Bradley and Gore have pushed the envelope, embracing a national system of gun registration and licensing. Gore would require photo licensing for all new handgun purchases that would certify the buyer had completed a background check and a safety course. Bradley would go further, mandating the registration of all 65 million handguns in circulation.
Gore and Bradley would ban cheap handguns, known as Saturday Night Specials, limit handgun purchases to one a month, require a three-day wait and background check for gun show purchases, and require the sale of child-proof trigger locks.
In addition, Bradley would prohibit gun dealerships in residential neighborhoods and increase the fees that gun dealers must pay for licenses. Gore would raise the penalties on dealers who knowingly sell guns to customers ineligible to purchase them.
Bush and McCain have less sweeping positions, which try to address the concerns of moderate voters without alienating conservatives who favor gun owners' rights.

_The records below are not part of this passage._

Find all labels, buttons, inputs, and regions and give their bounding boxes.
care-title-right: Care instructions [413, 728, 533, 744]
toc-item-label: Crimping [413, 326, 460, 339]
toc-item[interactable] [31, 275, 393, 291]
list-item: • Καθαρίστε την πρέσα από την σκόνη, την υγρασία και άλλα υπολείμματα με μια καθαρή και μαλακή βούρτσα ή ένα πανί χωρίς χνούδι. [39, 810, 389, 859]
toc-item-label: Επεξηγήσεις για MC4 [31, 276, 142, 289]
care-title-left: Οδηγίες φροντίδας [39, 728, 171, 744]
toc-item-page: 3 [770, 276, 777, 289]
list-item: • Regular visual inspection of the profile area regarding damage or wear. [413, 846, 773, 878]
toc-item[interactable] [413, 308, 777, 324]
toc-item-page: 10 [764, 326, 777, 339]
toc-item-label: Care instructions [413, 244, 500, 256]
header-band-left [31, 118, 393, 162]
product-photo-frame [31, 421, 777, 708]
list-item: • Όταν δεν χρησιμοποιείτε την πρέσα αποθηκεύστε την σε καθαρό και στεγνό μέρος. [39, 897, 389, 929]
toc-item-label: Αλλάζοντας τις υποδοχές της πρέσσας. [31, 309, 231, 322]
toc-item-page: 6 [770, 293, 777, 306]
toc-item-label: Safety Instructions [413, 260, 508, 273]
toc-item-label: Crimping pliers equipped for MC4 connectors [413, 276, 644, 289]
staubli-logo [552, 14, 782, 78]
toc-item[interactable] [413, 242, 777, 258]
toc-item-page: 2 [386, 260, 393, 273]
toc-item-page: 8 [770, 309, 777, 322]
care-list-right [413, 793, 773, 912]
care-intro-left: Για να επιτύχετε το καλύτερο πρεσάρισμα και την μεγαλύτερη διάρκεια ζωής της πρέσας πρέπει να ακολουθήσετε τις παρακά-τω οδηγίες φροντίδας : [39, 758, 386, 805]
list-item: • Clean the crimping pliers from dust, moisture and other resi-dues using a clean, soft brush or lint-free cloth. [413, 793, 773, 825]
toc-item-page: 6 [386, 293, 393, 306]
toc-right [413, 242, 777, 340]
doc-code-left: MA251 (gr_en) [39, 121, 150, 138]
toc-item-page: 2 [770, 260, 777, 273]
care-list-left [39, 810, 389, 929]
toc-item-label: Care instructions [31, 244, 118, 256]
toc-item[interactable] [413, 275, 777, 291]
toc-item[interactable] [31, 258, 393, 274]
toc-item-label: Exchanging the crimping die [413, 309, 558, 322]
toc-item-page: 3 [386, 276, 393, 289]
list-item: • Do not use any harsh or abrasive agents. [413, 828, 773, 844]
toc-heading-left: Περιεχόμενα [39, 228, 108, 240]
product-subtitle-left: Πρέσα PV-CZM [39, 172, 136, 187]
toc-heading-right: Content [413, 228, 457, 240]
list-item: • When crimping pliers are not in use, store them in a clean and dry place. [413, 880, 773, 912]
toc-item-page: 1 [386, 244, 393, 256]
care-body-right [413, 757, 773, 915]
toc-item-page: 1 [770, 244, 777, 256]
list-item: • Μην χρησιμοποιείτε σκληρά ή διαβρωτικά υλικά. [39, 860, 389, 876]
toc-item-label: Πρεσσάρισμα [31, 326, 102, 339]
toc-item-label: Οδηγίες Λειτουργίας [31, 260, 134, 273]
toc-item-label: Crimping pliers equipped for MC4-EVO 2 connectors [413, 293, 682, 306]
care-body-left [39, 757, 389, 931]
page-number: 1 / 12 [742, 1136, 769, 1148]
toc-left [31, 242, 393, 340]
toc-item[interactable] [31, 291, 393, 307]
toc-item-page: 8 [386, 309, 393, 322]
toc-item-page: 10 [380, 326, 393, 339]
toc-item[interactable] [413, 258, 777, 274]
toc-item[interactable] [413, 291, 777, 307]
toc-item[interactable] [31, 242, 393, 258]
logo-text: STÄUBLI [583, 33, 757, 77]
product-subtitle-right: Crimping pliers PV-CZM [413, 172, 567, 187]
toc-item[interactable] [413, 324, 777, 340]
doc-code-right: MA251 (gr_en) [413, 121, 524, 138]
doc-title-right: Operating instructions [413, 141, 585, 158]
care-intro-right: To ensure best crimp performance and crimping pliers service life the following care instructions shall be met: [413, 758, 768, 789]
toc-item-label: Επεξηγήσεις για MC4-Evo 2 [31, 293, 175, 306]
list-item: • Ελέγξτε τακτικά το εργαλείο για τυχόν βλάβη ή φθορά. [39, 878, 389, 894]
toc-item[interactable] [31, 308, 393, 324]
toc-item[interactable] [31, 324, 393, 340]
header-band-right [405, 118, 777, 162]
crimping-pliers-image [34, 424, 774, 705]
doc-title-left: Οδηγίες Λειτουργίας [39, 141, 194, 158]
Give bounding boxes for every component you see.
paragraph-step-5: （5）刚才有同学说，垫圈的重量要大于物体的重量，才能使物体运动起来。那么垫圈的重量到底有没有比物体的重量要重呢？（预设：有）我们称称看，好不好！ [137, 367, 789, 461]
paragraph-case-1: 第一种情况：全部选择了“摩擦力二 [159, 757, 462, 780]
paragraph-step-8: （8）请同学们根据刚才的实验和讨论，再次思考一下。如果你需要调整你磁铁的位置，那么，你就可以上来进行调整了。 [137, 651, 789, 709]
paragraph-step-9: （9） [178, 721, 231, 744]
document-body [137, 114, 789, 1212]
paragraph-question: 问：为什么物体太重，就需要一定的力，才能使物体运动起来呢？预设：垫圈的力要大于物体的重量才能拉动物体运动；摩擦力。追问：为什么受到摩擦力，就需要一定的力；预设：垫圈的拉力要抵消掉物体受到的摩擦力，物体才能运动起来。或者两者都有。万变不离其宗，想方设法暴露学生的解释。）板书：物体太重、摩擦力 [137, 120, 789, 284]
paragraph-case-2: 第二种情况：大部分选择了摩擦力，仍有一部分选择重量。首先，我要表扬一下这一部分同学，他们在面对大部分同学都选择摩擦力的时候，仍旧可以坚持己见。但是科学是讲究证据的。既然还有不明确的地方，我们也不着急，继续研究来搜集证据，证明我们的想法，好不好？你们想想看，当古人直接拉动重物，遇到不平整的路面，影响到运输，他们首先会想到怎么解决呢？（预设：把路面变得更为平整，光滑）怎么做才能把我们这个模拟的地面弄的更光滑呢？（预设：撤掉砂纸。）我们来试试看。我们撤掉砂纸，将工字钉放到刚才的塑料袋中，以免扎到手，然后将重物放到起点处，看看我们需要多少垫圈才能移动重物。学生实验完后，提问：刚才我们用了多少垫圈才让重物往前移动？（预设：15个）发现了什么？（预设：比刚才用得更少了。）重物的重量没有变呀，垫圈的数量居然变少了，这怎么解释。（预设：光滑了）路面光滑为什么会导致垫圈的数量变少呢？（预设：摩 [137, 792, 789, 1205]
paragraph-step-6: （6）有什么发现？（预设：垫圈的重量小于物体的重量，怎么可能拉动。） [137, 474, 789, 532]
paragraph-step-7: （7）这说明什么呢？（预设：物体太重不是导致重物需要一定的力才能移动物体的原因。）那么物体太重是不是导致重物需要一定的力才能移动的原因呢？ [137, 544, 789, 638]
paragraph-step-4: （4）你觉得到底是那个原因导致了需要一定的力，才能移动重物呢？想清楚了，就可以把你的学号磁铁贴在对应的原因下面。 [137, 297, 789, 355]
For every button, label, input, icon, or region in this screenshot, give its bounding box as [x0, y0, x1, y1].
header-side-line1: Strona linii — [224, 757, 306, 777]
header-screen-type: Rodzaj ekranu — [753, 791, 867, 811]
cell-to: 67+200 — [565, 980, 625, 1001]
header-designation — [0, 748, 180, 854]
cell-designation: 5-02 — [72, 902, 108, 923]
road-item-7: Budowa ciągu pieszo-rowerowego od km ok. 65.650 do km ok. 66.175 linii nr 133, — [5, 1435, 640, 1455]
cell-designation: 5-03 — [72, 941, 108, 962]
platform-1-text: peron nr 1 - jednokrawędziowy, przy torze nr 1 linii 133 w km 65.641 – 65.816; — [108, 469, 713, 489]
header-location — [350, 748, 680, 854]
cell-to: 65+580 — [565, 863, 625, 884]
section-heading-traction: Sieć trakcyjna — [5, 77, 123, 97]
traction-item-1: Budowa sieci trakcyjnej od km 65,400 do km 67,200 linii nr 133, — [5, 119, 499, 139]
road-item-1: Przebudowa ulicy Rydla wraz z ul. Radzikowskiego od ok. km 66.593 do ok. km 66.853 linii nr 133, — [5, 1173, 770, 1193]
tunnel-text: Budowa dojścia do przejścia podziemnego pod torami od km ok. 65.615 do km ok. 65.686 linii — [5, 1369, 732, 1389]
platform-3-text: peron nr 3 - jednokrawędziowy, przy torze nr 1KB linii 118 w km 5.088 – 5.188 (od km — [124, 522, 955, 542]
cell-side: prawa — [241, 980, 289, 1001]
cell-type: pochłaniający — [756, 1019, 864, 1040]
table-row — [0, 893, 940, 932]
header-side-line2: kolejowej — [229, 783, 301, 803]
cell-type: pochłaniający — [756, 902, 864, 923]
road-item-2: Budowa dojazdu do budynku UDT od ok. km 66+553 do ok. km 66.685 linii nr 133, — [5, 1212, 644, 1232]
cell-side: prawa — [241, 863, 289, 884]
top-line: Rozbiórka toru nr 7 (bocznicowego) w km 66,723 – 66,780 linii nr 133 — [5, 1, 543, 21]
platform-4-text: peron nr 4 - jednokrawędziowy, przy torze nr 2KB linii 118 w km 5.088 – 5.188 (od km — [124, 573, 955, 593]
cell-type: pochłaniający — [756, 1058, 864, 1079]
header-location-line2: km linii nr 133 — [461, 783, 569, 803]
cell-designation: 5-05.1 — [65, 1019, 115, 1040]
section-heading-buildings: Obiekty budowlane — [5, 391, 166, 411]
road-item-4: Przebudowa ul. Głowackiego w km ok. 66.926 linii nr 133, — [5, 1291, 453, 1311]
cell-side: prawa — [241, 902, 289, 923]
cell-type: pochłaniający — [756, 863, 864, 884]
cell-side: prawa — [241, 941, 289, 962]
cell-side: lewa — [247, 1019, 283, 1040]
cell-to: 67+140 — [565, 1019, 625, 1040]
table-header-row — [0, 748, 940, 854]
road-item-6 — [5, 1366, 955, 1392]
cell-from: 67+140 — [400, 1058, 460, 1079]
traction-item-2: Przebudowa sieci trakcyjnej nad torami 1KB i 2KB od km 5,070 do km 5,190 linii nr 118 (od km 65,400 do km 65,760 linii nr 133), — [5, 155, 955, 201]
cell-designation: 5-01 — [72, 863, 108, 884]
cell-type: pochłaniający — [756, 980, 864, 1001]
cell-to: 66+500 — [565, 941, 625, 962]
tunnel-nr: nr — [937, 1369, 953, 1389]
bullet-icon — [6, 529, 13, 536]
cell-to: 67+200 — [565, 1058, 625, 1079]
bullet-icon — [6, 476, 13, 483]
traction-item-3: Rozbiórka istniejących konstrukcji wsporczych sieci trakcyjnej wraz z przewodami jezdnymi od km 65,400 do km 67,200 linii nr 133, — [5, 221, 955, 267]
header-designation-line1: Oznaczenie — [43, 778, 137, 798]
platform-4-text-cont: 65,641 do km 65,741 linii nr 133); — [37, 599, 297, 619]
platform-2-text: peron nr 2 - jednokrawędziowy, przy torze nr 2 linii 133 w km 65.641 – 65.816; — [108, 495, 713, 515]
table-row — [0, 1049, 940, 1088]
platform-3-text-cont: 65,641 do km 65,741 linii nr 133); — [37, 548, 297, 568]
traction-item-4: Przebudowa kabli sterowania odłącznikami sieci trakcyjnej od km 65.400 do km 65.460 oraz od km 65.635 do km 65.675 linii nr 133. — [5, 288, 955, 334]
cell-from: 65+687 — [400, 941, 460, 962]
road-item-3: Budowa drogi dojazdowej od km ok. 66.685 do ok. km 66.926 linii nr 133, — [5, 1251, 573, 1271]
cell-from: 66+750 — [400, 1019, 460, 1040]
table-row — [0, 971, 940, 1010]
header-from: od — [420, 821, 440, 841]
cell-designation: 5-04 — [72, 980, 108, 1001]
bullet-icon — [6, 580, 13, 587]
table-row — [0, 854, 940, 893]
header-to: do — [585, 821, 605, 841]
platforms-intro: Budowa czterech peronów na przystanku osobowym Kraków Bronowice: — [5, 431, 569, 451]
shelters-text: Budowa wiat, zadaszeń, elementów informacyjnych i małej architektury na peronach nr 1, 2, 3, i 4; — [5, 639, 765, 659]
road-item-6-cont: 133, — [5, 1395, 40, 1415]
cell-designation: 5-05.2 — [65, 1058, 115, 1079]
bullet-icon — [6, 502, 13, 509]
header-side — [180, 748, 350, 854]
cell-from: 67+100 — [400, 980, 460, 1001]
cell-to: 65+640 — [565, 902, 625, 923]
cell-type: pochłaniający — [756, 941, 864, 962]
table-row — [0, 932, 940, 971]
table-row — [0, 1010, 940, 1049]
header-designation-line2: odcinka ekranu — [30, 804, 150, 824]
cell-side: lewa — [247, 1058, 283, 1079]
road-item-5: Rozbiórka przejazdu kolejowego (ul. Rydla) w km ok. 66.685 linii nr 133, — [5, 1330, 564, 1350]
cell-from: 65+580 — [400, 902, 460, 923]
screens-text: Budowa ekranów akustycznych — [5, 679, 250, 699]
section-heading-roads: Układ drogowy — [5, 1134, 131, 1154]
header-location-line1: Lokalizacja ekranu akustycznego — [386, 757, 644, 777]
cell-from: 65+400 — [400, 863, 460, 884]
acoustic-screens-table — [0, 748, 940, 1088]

Critics complain that the GOP candidates' stands sound stricter than they are.
Bush calls for the enforcement of existing gun laws, a pledge that sounds tough but echoes calls from the NRA.
The Texas governor backs instant background checks at gun shows but not a waiting period, a position that gun-control advocates say would be largely ineffective. Gun shows take place on weekends, meaning that purchasers flagged by an instant computerized record check would not be able to be vetted by government agencies closed Saturdays and Sundays.
He backs a ban on juvenile possession of semiautomatic assault weapons, though those weapons were largely outlawed in 1994. And he supports a ban on automatic weapons that has been in place since 1986.
In a break with the NRA, Bush would raise the minimum age of handgun possession from 18 to 21, a proposal floated by President Clinton last year. And he would ban the importation of all foreign-made, high-capacity ammunition clips.
But Bush strongly opposes handgun registration, and he would not require the sale of safety locks.
"I hope people use trigger locks," Bush told reporters after a campaign appearance at the Gwinnett County Civic Center north of Atlanta. "My issue with trigger locks is: Are we going to have the trigger-lock police knocking on people's doors, [saying] `Show me your trigger locks'?"
As governor, he signed legislation legalizing the carrying of concealed weapons and legislation prohibiting Texas cities from suing gun manufacturers.
McCain is similarly ambivalent about gun control. The Youth Violence Prevention Act that he proposed in 1999 would get tough on youth offenders, prohibiting juveniles who commit gun crimes from purchasing guns again, sentencing those youths under adult guidelines and punishing children who carry guns to school. And he says he favors the sale of trigger locks.
But McCain voted against a waiting period for gun show purchases, voted for a Senate amendment to make gun show background checks voluntary, voted against the 1994 crime bill that banned certain assault weapons, and opposed background checks and waiting periods for handgun purchases.
The positions staked out by the candidates in the primary season will present voters a clear choice in the general election.